Frequency Correlation of QPOs Based on a Resonantly-Excited Disk-Oscillation Model

TL;DR

This paper extends a disk-oscillation model to include low-frequency corrugation waves, explaining observed correlations between high- and low-frequency QPOs in neutron-star X-ray binaries.

Contribution

It introduces the excitation of low-frequency corrugation waves alongside inertial-acoustic oscillations in a resonant disk model, explaining QPO frequency correlations.

Findings

Model reproduces observed QPO correlations in Cir X-1

Incorporates low-frequency corrugation waves into the resonance model

Suggests specific neutron star parameters for matching observations

Abstract

In previous papers, we have proposed a model that the high-frequency quasi-periodic oscillations (HF QPOs) observed in black-hole and neutron-star X-ray binaries are inertial-acoustic oscillations that are resonantly excited on a one-armed deformed disk by nonlinear couplings between the oscillations and the disk deformation.
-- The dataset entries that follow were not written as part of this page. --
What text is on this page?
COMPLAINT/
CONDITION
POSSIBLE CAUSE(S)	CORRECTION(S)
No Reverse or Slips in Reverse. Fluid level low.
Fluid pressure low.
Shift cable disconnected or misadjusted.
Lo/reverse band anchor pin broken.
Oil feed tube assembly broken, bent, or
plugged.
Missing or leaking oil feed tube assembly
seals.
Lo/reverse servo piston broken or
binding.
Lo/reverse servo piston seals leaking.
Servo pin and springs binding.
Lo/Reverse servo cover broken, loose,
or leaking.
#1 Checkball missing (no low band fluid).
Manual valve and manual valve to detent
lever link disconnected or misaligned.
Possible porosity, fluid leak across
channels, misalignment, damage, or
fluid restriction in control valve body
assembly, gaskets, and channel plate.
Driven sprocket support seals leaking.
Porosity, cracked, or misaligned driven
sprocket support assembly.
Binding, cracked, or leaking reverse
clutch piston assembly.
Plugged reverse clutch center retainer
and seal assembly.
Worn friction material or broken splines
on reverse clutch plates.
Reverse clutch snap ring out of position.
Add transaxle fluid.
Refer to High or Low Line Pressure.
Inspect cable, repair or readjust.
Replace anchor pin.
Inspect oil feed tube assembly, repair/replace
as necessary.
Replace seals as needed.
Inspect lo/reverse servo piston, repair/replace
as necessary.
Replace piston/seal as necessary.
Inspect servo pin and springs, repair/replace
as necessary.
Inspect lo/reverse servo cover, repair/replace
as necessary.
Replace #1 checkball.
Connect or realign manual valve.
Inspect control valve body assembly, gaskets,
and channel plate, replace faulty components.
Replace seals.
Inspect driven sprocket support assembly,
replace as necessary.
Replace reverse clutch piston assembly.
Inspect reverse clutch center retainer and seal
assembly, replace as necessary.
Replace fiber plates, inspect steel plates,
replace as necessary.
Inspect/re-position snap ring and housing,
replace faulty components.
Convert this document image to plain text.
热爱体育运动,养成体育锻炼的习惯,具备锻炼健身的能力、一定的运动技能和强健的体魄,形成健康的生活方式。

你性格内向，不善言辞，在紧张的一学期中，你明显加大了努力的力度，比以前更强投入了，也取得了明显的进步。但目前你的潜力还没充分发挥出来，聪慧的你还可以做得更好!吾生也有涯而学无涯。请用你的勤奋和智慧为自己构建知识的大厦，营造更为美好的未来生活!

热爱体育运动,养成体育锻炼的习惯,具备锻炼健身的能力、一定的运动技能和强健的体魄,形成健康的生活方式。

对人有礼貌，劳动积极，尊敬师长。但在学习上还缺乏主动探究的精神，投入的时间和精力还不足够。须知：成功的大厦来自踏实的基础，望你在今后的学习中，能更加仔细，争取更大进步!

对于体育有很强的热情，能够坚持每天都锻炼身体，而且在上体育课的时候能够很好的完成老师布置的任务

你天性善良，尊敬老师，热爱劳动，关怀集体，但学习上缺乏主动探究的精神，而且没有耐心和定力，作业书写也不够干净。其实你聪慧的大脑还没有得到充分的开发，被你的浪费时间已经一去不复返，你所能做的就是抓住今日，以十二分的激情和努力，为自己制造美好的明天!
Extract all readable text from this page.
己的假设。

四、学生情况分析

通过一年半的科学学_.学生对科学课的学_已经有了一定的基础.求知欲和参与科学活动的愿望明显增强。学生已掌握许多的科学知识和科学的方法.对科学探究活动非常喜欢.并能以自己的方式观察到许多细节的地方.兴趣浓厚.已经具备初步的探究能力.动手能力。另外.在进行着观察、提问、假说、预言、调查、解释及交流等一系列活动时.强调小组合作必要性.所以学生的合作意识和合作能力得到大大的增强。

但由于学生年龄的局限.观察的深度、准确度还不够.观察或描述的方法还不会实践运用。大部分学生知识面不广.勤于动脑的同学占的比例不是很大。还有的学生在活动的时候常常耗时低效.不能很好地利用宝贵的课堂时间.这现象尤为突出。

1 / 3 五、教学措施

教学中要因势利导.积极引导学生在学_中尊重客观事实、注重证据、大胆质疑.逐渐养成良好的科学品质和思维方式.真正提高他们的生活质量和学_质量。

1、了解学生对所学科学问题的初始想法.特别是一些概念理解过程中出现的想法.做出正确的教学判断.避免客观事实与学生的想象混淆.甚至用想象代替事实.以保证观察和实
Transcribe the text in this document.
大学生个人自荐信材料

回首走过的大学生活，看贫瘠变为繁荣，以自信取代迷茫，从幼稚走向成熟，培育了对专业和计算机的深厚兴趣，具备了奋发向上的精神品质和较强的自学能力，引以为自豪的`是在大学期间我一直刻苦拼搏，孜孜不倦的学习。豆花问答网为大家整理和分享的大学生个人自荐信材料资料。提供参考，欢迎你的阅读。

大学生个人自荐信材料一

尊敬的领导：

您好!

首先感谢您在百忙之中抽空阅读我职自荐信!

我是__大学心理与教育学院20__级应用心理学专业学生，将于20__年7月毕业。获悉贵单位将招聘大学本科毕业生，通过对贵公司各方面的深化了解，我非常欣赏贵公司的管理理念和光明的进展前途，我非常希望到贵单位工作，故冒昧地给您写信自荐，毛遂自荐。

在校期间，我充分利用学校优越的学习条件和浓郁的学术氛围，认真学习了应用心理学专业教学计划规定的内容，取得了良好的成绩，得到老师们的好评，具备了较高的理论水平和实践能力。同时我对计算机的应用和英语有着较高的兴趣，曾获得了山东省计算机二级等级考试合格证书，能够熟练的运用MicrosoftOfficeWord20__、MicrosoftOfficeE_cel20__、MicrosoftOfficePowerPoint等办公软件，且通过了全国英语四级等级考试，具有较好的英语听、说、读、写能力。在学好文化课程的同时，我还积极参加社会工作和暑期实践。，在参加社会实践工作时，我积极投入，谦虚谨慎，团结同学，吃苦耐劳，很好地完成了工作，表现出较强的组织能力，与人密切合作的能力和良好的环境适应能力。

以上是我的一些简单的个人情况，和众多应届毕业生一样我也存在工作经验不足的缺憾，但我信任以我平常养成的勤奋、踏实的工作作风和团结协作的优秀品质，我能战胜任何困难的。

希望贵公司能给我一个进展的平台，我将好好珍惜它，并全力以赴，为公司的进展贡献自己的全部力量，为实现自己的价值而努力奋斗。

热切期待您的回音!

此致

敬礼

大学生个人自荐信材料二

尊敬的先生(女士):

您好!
In this paper we show that in addition to the inertial-acoustic waves, one-armed corrugation waves are also excited in the deformed disks. They are low-frequency oscillations. We examine frequencies and their correlations among the inertial-acoustic oscillations and the corrugation waves that are excited, in order to know whether they can describe observed frequency correlations among kHz QPOs and low-frequency QPOs (LF QPOs) in neutron-star X-ray binaries. The results seem to well describe the observed correlations in Cir X-1, if we adopt $M= 1.5\sim 2.0 M_\odot$ and $a_* \sim 0.8$, where $M$ is the mass of the central star and $a_*$ is the dimensionless spin parameter of the metric. Finally, assumptions involved in this disk-oscillation model are briefly summarized and discussed.